Since the discovery of penicillin by Alexander Flemming and its clinical introduction in 1941, antibiotics have been used to successfully treat infectious diseases in millions of people and reduce patient mortality. The golden age of antibiotics occurred between the 1940s and ’90s, when the majority of the antibiotics we use today were discovered. However, the current reality is that bacterial antibiotic resistance has become an increasing threat to public health. The battle to mitigate this resistance is a global problem and is compounded by the fact pharmaceutical companies have curtailed investment into the development of new antibiotics.

Antibiotic misuse and overuse in the health-care sector and agricultural industry has led to the development of antibiotic-resistant bacteria in several sectors and environments. The severity of the threat has been observed in recent outbreaks of antibiotic resistance, such as the multidrug-resistant shigellosis outbreak in the United States and Puerto Rico between May 2014 and February 2015. There have been efforts to help control the misuse of antibiotics, such as the European Union’s policy to improve the regulation of clinical prescriptions and the use of antibiotics in animal husbandry. However, they often do not consider other potential reservoirs for antibiotic-resistant elements, such as agriculture, health-care settings, and wastewater treatment plants.

Breeding grounds for growth

Excreted gut bacteria, which include antibiotic-resistant bacteria, are transported to wastewater treatment plants through domestic sewer lines. The rich organic nutrients within a wastewater plant are ideal for microbial growth—ripe to provide conditions that facilitate transfer of resistance genes within microbial communities. Therefore, wastewater plants can facilitate the development of antibiotic resistance in pathogens.

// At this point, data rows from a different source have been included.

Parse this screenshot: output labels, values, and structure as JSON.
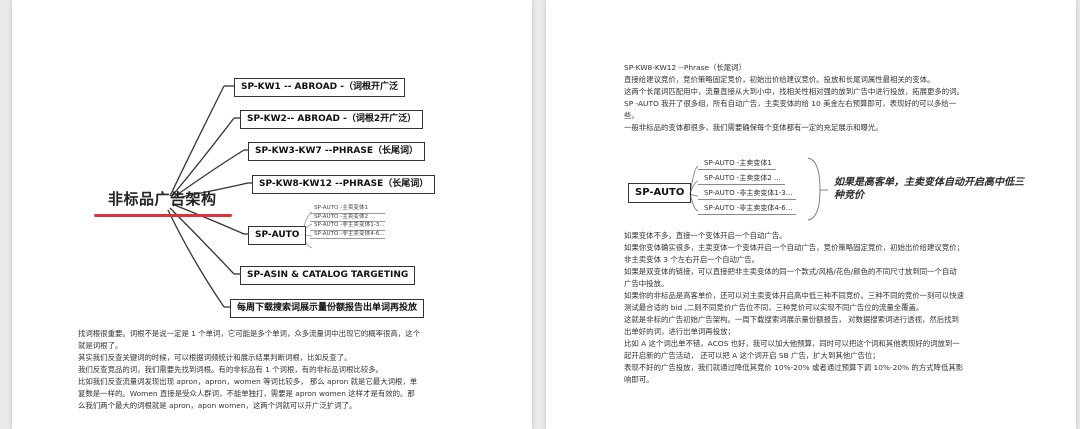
{
  "left": {
    "root": "非标品广告架构",
    "keywords": [
      "SP-KW1 -- ABROAD -（词根开广泛",
      "SP-KW2-- ABROAD -（词根2开广泛）",
      "SP-KW3-KW7 --PHRASE（长尾词）",
      "SP-KW8-KW12 --PHRASE（长尾词）",
      "SP-AUTO",
      "SP-ASIN & CATALOG TARGETING",
      "每周下载搜索词展示量份额报告出单词再投放"
    ],
    "auto_leaves": [
      "SP-AUTO -主卖变体1",
      "SP-AUTO -主卖变体2 ...",
      "SP-AUTO -非主卖变体1-3...",
      "SP-AUTO -非主卖变体4-6..."
    ],
    "paragraph": [
      "找词根很重要。词根不是说一定是 1 个单词，它可能是多个单词，众多流量词中出现它的概率很高，这个",
      "就是词根了。",
      "其实我们反查关键词的时候，可以根据词频统计和展示结果判断词根，比如反查了。",
      "我们反查竞品的词，我们需要先找到词根。有的非标品有 1 个词根，有的非标品词根比较多。",
      "比如我们反查流量词发现出现 apron，apron，women 等词比较多，  那么 apron 就是它最大词根，单",
      "复数是一样的。Women 直接是受众人群词，不能单独打，需要是 apron women 这样才是有效的。那",
      "么我们两个最大的词根就是 apron，apon women，这两个词就可以开广泛扩词了。"
    ]
  },
  "right": {
    "heading": "SP-KW8-KW12 --Phrase（长尾词）",
    "top_lines": [
      "直接给建议竞价，竞价策略固定竞价，初始出价给建议竞价。投放和长尾词属性最相关的变体。",
      "这两个长尾词匹配用中，流量直接从大到小中，找相关性相对强的放到广告中进行投放，拓展更多的词。",
      "SP -AUTO  我开了很多组，所有自动广告，主卖变体的给 10 美金左右预算即可，表现好的可以多给一",
      "些。",
      "一般非标品的变体都很多，我们需要确保每个变体都有一定的充足展示和曝光。"
    ],
    "auto_label": "SP-AUTO",
    "auto_leaves": [
      "SP-AUTO -主卖变体1",
      "SP-AUTO -主卖变体2 ...",
      "SP-AUTO -非主卖变体1-3...",
      "SP-AUTO -非主卖变体4-6..."
    ],
    "note": "如果是高客单，主卖变体自动开启高中低三种竞价",
    "bottom_lines": [
      "如果变体不多，直接一个变体开启一个自动广告。",
      "如果你变体确实很多，主卖变体一个变体开启一个自动广告，竞价策略固定竞价，初始出价给建议竞价；",
      "非主卖变体 3 个左右开启一个自动广告。",
      "如果是双变体的链接，可以直接把非主卖变体的同一个款式/风格/花色/颜色的不同尺寸放到同一个自动",
      "广告中投放。",
      "如果你的非标品是高客单价，还可以对主卖变体开启高中低三种不同竞价。三种不同的竞价一刻可以快速",
      "测试最合适的 bid ,二则不同竞价广告位不同，三种竞价可以实现不同广告位的流量全覆盖。",
      "这就是非标的广告初始广告架构。一周下载搜索词展示量份额报告，  对数据搜索词进行透视，然后找到",
      "出单好的词，进行出单词再投放；",
      "比如 A 这个词出单不错，ACOS 也好，我可以加大他预算，同时可以把这个词和其他表现好的词放到一",
      "起开启新的广告活动，  还可以把 A 这个词开启 SB 广告，扩大到其他广告位；",
      "表现不好的广告投放，我们就通过降低其竞价 10%-20% 或者通过预算下调 10%-20% 的方式降低其影",
      "响即可。"
    ]
  }
}
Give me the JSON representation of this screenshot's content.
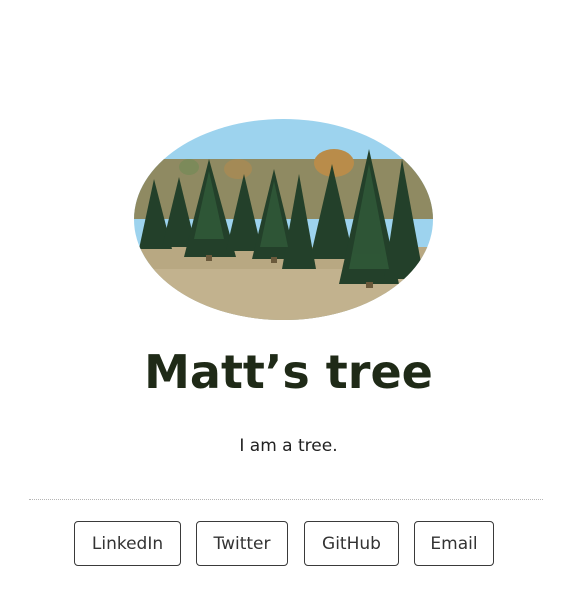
{
  "profile": {
    "title": "Matt’s tree",
    "tagline": "I am a tree.",
    "avatar_alt": "photo of evergreen trees"
  },
  "links": [
    {
      "label": "LinkedIn"
    },
    {
      "label": "Twitter"
    },
    {
      "label": "GitHub"
    },
    {
      "label": "Email"
    }
  ],
  "colors": {
    "title": "#1f2a17",
    "text": "#222222",
    "button_border": "#3a3a3a",
    "divider": "#b5b5b5",
    "sky": "#9dd3ee",
    "tree": "#23402a",
    "ground": "#b8a882"
  }
}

Throughout Canada, there are thousands of wastewater plants that service different types of communities and employ various treatment processes. Recent improvements to treatment plants have focused on nitrogen and phosphorus removal, but the infrastructure is not specifically designed to remove emerging contaminants like antibiotic residues and antibiotic-resistant bacteria. Upgrades to facilities present the ideal timing to investigate the magnitude of antibiotic-resistant bacteria in different treatment plant effluents and explore options for mitigating release of antibiotic-resistant bacteria. It is essential we identify the role of the treatment process and how it could be promoting antibiotic resistance.

Understanding the risk

A multidisciplinary research team—including Rob Jamieson and Lisbeth Truelstrup Hansen from the University of Dalhousie; Anthony Tong from Acadia University; and Chris Yost from the University of Regina—was assembled to study this issue in wastewater treatment plants in Nova Scotia, Saskatchewan, Prince Edward Island, and Nunavut. The specific plants were selected in order to investigate different waste inputs and treatment processes. The project began in the summer of 2015 and involves collecting influent, effluent, and treatment water samples from the different plants. The abundance, diversity, and nature of the antibiotic resistance genes will be characterized to help identify mechanisms that control or drive the development of antibiotic-resistant bacterial communities in wastewater treatment facilities.

Both primary treatment systems and more complex tertiary plants that include biological nutrient processes will be studied, and the team will examine samples throughout multiple treatment processes. Sampling in Regina will occur before and after a treatment plant upgrade to allow for a comparison of different treatment options using the same influent source. The research will also monitor the presence of antibiotic-resistant bacteria and genes in water systems receiving effluent discharges to assess the risk of human exposure to antibiotic-resistant pathogens after wastewater has left the treatment facility. In Nunavut and Prince Edward Island, for example, the treatment plant effluent is discharged into coastal bays where fishing and clam harvesting occurs.

Overall, this study will help us understand where and how antibiotic-resistant genes could persist in wastewater treatment facilities and the risk they pose to human and environmental health. This study will also help identify wastewater treatment processes that mitigate the release of these materials into the environment and will contribute to advancing our abilities to protect water security in Canada.

Kara Neudorf is a postdoctoral fellow at Dalhousie University in Halifax.